After factoring out the GCF, the expression simplifies to 3x(-x^2 + 4x + 12).

A quadratic expression is a polynomial of degree 2, usually in the form ax^2 + bx + c. Factoring a quadratic expression involves breaking it down into simpler terms that, when multiplied, give back the original expression.
In our example, after factoring out the GCF, we have the quadratic expression inside the parentheses: -x^2 + 4x + 12. We need to rewrite this quadratic in a factored form.
The key is to find two numbers that multiply to the product of the coefficient of x^2 term (-1) and the constant term (12), which is -12, and add up to the coefficient of the x term (4).

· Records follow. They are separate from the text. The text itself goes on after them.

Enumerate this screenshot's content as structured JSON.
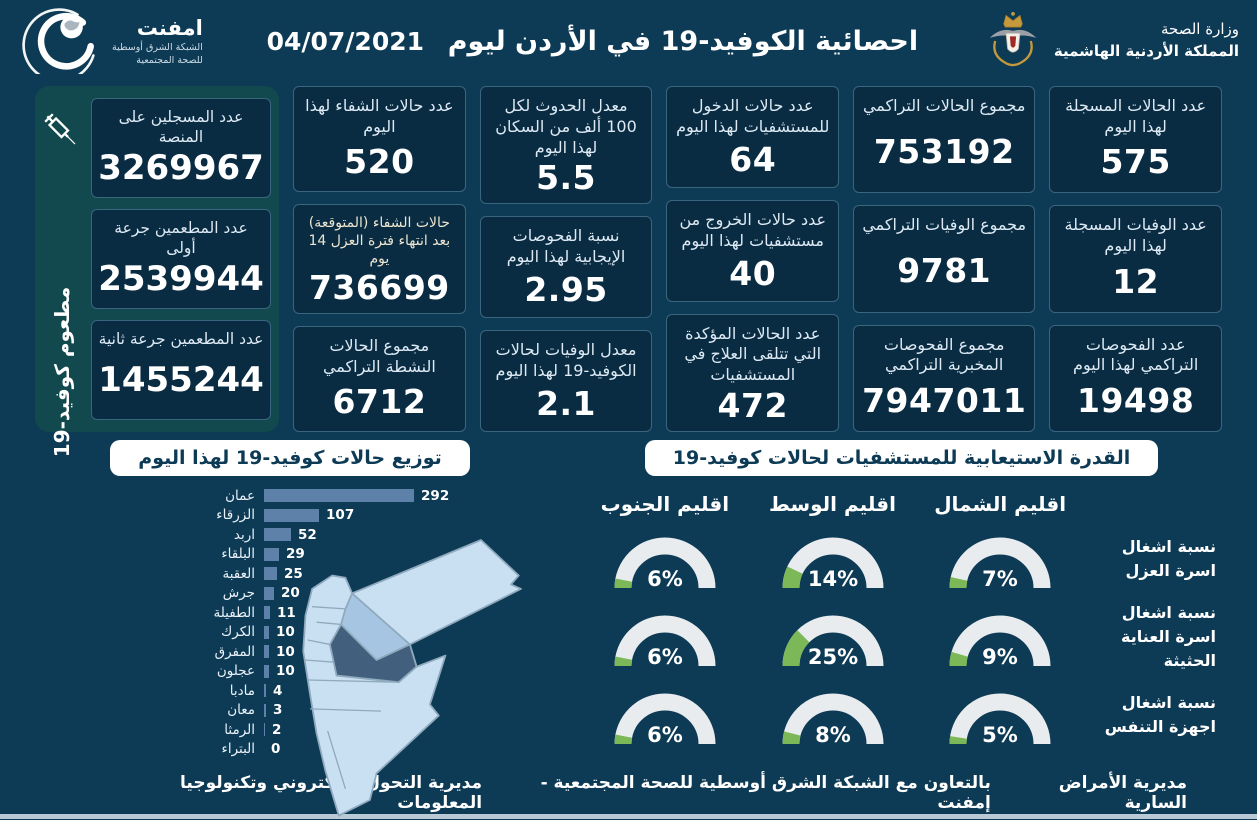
{
  "header": {
    "ministry": {
      "line1": "وزارة الصحة",
      "line2": "المملكة الأردنية الهاشمية"
    },
    "title": "احصائية الكوفيد-19 في الأردن ليوم",
    "date": "04/07/2021",
    "logo": {
      "name": "امفنت",
      "line1": "الشبكة الشرق أوسطية",
      "line2": "للصحة المجتمعية"
    }
  },
  "stats": {
    "columns": [
      {
        "cards": [
          {
            "title": "عدد الحالات المسجلة لهذا اليوم",
            "value": "575"
          },
          {
            "title": "عدد الوفيات المسجلة لهذا اليوم",
            "value": "12"
          },
          {
            "title": "عدد الفحوصات التراكمي لهذا اليوم",
            "value": "19498"
          }
        ]
      },
      {
        "cards": [
          {
            "title": "مجموع الحالات التراكمي",
            "value": "753192"
          },
          {
            "title": "مجموع الوفيات التراكمي",
            "value": "9781"
          },
          {
            "title": "مجموع الفحوصات المخبرية التراكمي",
            "value": "7947011"
          }
        ]
      },
      {
        "cards": [
          {
            "title": "عدد حالات الدخول للمستشفيات لهذا اليوم",
            "value": "64"
          },
          {
            "title": "عدد حالات الخروج من مستشفيات لهذا اليوم",
            "value": "40"
          },
          {
            "title": "عدد الحالات المؤكدة التي تتلقى العلاج في المستشفيات",
            "value": "472"
          }
        ]
      },
      {
        "cards": [
          {
            "title": "معدل الحدوث لكل 100 ألف من السكان لهذا اليوم",
            "value": "5.5"
          },
          {
            "title": "نسبة الفحوصات الإيجابية لهذا اليوم",
            "value": "2.95"
          },
          {
            "title": "معدل الوفيات لحالات الكوفيد-19 لهذا اليوم",
            "value": "2.1"
          }
        ]
      },
      {
        "cards": [
          {
            "title": "عدد حالات الشفاء لهذا اليوم",
            "value": "520"
          },
          {
            "title": "حالات الشفاء (المتوقعة) بعد انتهاء فترة العزل 14 يوم",
            "value": "736699",
            "small": true
          },
          {
            "title": "مجموع الحالات النشطة التراكمي",
            "value": "6712"
          }
        ]
      }
    ]
  },
  "vaccine_panel": {
    "side_label": "مطعوم كوفيد-19",
    "cards": [
      {
        "title": "عدد المسجلين على المنصة",
        "value": "3269967"
      },
      {
        "title": "عدد المطعمين جرعة أولى",
        "value": "2539944"
      },
      {
        "title": "عدد المطعمين جرعة ثانية",
        "value": "1455244"
      }
    ]
  },
  "chart_data": [
    {
      "type": "bar",
      "orientation": "horizontal",
      "title": "توزيع حالات كوفيد-19 لهذا اليوم",
      "categories": [
        "عمان",
        "الزرقاء",
        "اربد",
        "البلقاء",
        "العقبة",
        "جرش",
        "الطفيلة",
        "الكرك",
        "المفرق",
        "عجلون",
        "مادبا",
        "معان",
        "الرمثا",
        "البتراء"
      ],
      "values": [
        292,
        107,
        52,
        29,
        25,
        20,
        11,
        10,
        10,
        10,
        4,
        3,
        2,
        0
      ],
      "xlim": [
        0,
        292
      ],
      "bar_color": "#5d81a8",
      "value_labels": true
    },
    {
      "type": "gauge-grid",
      "title": "القدرة الاستيعابية للمستشفيات لحالات كوفيد-19",
      "regions": [
        "اقليم الشمال",
        "اقليم الوسط",
        "اقليم الجنوب"
      ],
      "rows": [
        {
          "label": "نسبة اشغال اسرة العزل",
          "values": [
            7,
            14,
            6
          ]
        },
        {
          "label": "نسبة اشغال اسرة العناية الحثيثة",
          "values": [
            9,
            25,
            6
          ]
        },
        {
          "label": "نسبة اشغال اجهزة التنفس",
          "values": [
            5,
            8,
            6
          ]
        }
      ],
      "unit": "%",
      "track_color": "#e9ecef",
      "fill_color": "#7cb857"
    }
  ],
  "footer": {
    "right": "مديرية الأمراض السارية",
    "center": "بالتعاون مع الشبكة الشرق أوسطية للصحة المجتمعية - إمفنت",
    "left": "مديرية التحول الالكتروني وتكنولوجيا المعلومات"
  },
  "colors": {
    "background": "#0d3a55",
    "card_bg": "#0a2c43",
    "card_border": "#3a657f",
    "vaccine_panel_bg": "#11494e",
    "bar": "#5d81a8",
    "gauge_track": "#e9ecef",
    "gauge_fill": "#7cb857",
    "map_light": "#c9e0f2",
    "map_medium": "#a6c5e2",
    "map_dark": "#42607e"
  }
}
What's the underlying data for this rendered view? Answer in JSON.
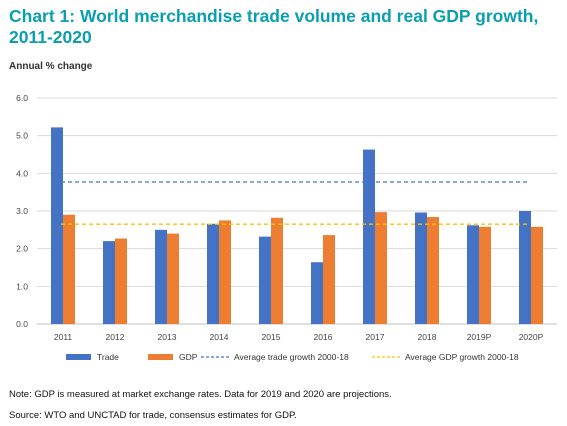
{
  "title": "Chart 1: World merchandise trade volume and real GDP growth, 2011-2020",
  "subtitle": "Annual % change",
  "note": "Note: GDP is measured at market exchange rates. Data for 2019 and 2020 are projections.",
  "source": "Source: WTO and UNCTAD for trade, consensus estimates for GDP.",
  "colors": {
    "trade": "#4472c4",
    "gdp": "#ed7d31",
    "avg_trade": "#4472c4",
    "avg_gdp": "#ffc000",
    "grid": "#d9d9d9",
    "title": "#0a9fb0"
  },
  "chart_data": {
    "type": "bar",
    "categories": [
      "2011",
      "2012",
      "2013",
      "2014",
      "2015",
      "2016",
      "2017",
      "2018",
      "2019P",
      "2020P"
    ],
    "series": [
      {
        "name": "Trade",
        "values": [
          5.22,
          2.2,
          2.5,
          2.66,
          2.32,
          1.64,
          4.63,
          2.96,
          2.62,
          3.0
        ]
      },
      {
        "name": "GDP",
        "values": [
          2.9,
          2.27,
          2.4,
          2.75,
          2.82,
          2.36,
          2.97,
          2.84,
          2.58,
          2.58
        ]
      }
    ],
    "reference_lines": [
      {
        "name": "Average trade growth 2000-18",
        "value": 3.77,
        "style": "dashed"
      },
      {
        "name": "Average GDP growth 2000-18",
        "value": 2.65,
        "style": "dashed"
      }
    ],
    "ylim": [
      0,
      6
    ],
    "yticks": [
      "0.0",
      "1.0",
      "2.0",
      "3.0",
      "4.0",
      "5.0",
      "6.0"
    ],
    "grid": true,
    "legend_position": "bottom"
  }
}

• The numbers -2 and 6 fit these criteria
• -2 * 6 = -12 and -2 + 6 = 4

This allows us to rewrite the quadratic as -(x-6)(x+2).

Factoring involves breaking down a complex expression into product of simpler expressions. It's used to simplify polynomials, solve quadratic equations, and find roots. Steps in factoring include:

• Identifying the GCF and factoring it out
• Rewriting the remaining polynomial in a factorable form
• Combining all factored parts into one expression

In our exercise, we already factored out the GCF (3x) and rewrote the quadratic expression (-x^2 + 4x + 12) as -(x-6)(x+2).
Now, combining these steps gives us:

• 3x(-x^2 + 4x + 12) = 3x[-(x-6)(x+2)]
• = -3x(x-6)(x+2)

Thus, the completely factored form of the original polynomial is \(-3x(x-6)(x+2)\).